¡Por malas!

Autoría: Gemma Lienas

El 25 de noviembre se celebra el día internacional contra la violencia hacia las mujeres, violencia que se produce no porque los varones tengan por naturaleza la pulsión de agredirlas, sino porque tradicionalmente la mujer ha sido considerada inferior al hombre. En consecuencia, éste, imbuido por la idea de superioridad e investido de poder, ha aplicado sobre ella los correctivos que ha considerado pertinentes. Es por ese origen cultural por lo que esta violencia se llama también «de género». Y es que el sexo es biológico, mientras que el género es una construcción arbitraria y cambiante.

Esa violencia presenta un amplísimo abanico de manifestaciones, desde las más palmarias -como los dos millones de mujeres que en España sufren maltrato físico de forma esporádica o continuada o las casi 100 mujeres asesinadas cada año a manos de su pareja o ex pareja-, hasta las menos evidentes -como ese famoso techo de cristal que imposibilita a las mujeres llegar a puestos de poder y que nos deja sin apenas representación femenina, por ejemplo, en altos cargos de la UE. Tan sutiles estas últimas que todavía hay quienes las justifican por una supuesta escasez de mujeres preparadas, cuando lo que hay son mecanismos seculares que les cierran el paso.

Para tratar de corregir estas desigualdades, en los últimos años se han puesto en marcha medidas como la Ley contra la Violencia de Género. Sus detractores la creen ineficaz, cuando, en realidad, olvidan que ninguna ley erradica de un plumazo el delito que persigue, y, sin embargo, lo castiga y contribuye, así, a la educación ciudadana.

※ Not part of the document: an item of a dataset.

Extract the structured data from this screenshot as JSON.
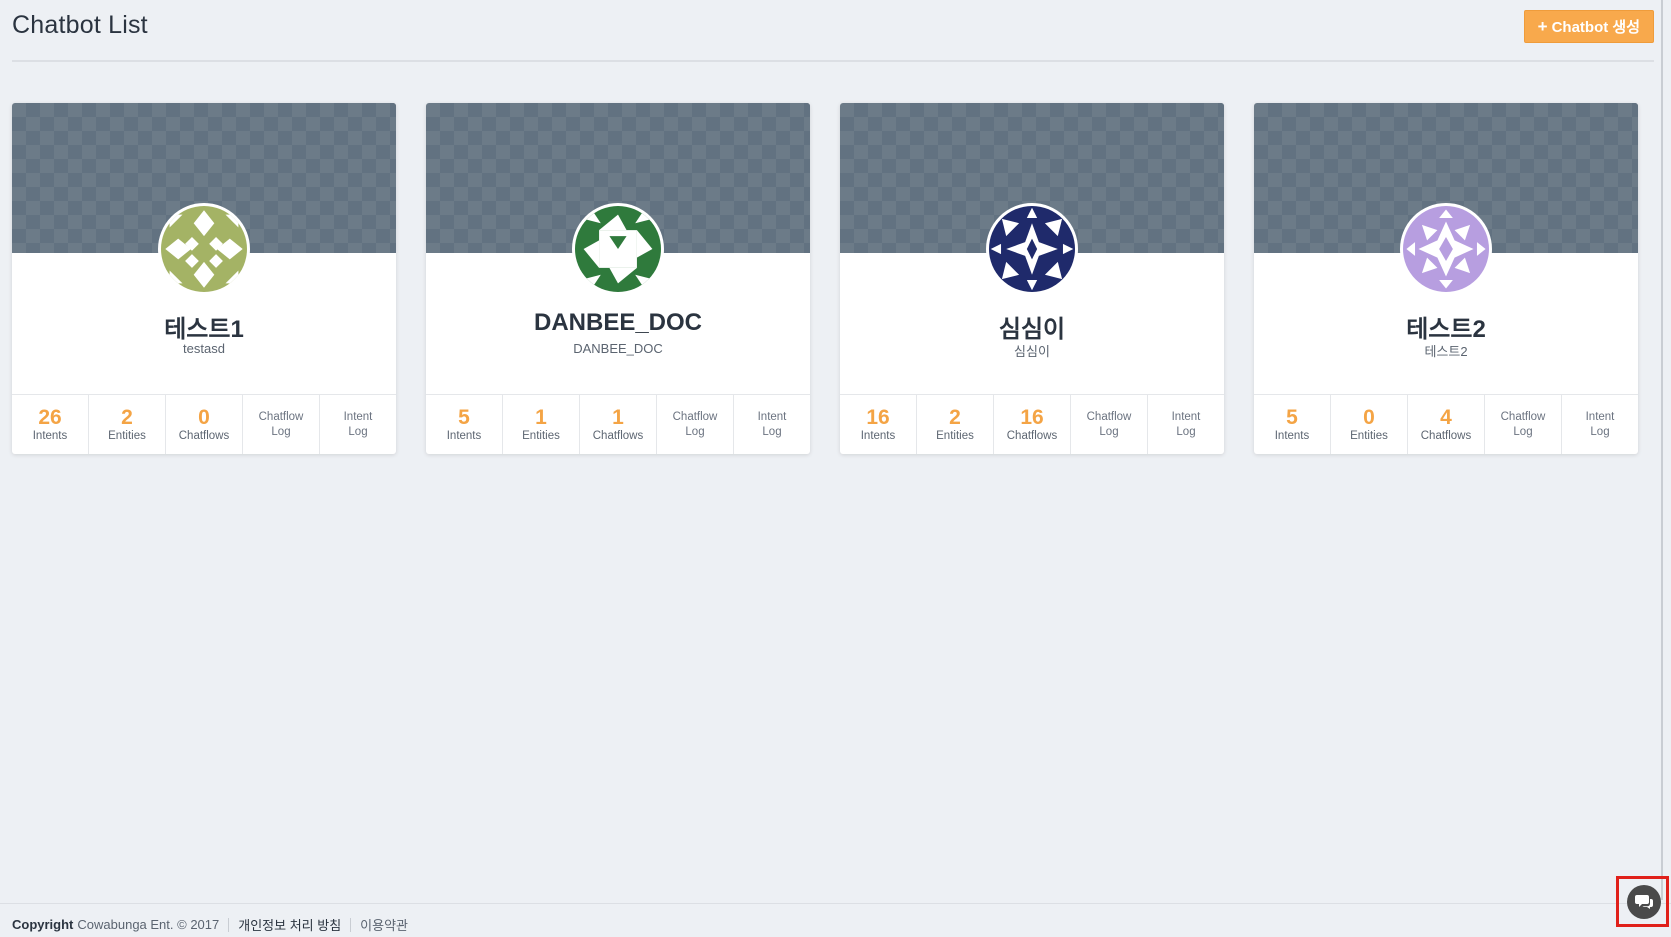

Quienes denigran la ley arguyen también que se usa contra el varón y alegan el «elevado» número de denuncias falsas que presentan las mujeres, cuando, en realidad, un estudio del Consejo General del Poder Judicial ha desmentido ese bulo: sólo una de las 530 resoluciones judiciales analizadas pudo considerarse «imaginaria».

Están también quienes la consideran discriminatoria por castigar más ciertos hechos si los comete un hombre que si los realiza una mujer, cuando, en realidad, lo que pretende es tener en cuenta esa desigualdad estructural que siempre ha regido la relación hombre-mujer (no olvidemos que, hasta 1975, el Código Civil mantenía la potestad marital que autorizaba al marido a corregir a la esposa y obligaba a ésta a obedecerle). Por otro lado, nuestro código penal ofrece otros casos de penas distintas para el mismo hecho, por ejemplo, al declarar inviolable a un diputado en la expresión de sus opiniones o al castigar con mayor severidad a un funcionario que falsea un documento.

En cualquier caso, la violencia de género sólo se erradicará mediante una educación que enseñe a chicos y chicas que ambos sexos son iguales en derecho y dignidad. Y eso es algo que está muy lejos de conseguirse porque la mentalidad dominante, la que subyace bajo la mayoría de películas, canciones, novelas, anuncios publicitarios, programas de televisión, artículos de opinión… sigue siendo profundamente machista.

Esa mentalidad es la que permite que un jurado popular considere el asesinato de Nagore un simple homicidio, después de que su acompañante le rompiera la ropa interior, le diera una brutal paliza, la estrangulara y le cortase un dedo para impedir su identificación. Esa mentalidad es la que permite que un tribunal de Santander considere que no hay violencia machista en un noviazgo juvenil a pesar de que el chico sometió a su ex novia a un cruel acoso. Esa mentalidad es la que permite que se publique un artículo en el Diari de Girona en el que el autor justifica a Polanski con el argumento de que «quien más, quien menos, todos hemos intentado emborrachar a una niña para aprovecharnos de ella».

Esa mentalidad es la que permite que Enrique Lynch, en su artículo Revanchismo de género (sic), interprete de forma delirante una campaña a favor de la igualdad entre sexos y nos prevenga de que, de seguir con nuestras reivindicaciones, vamos a continuar siendo asesinadas. ¡Por malas!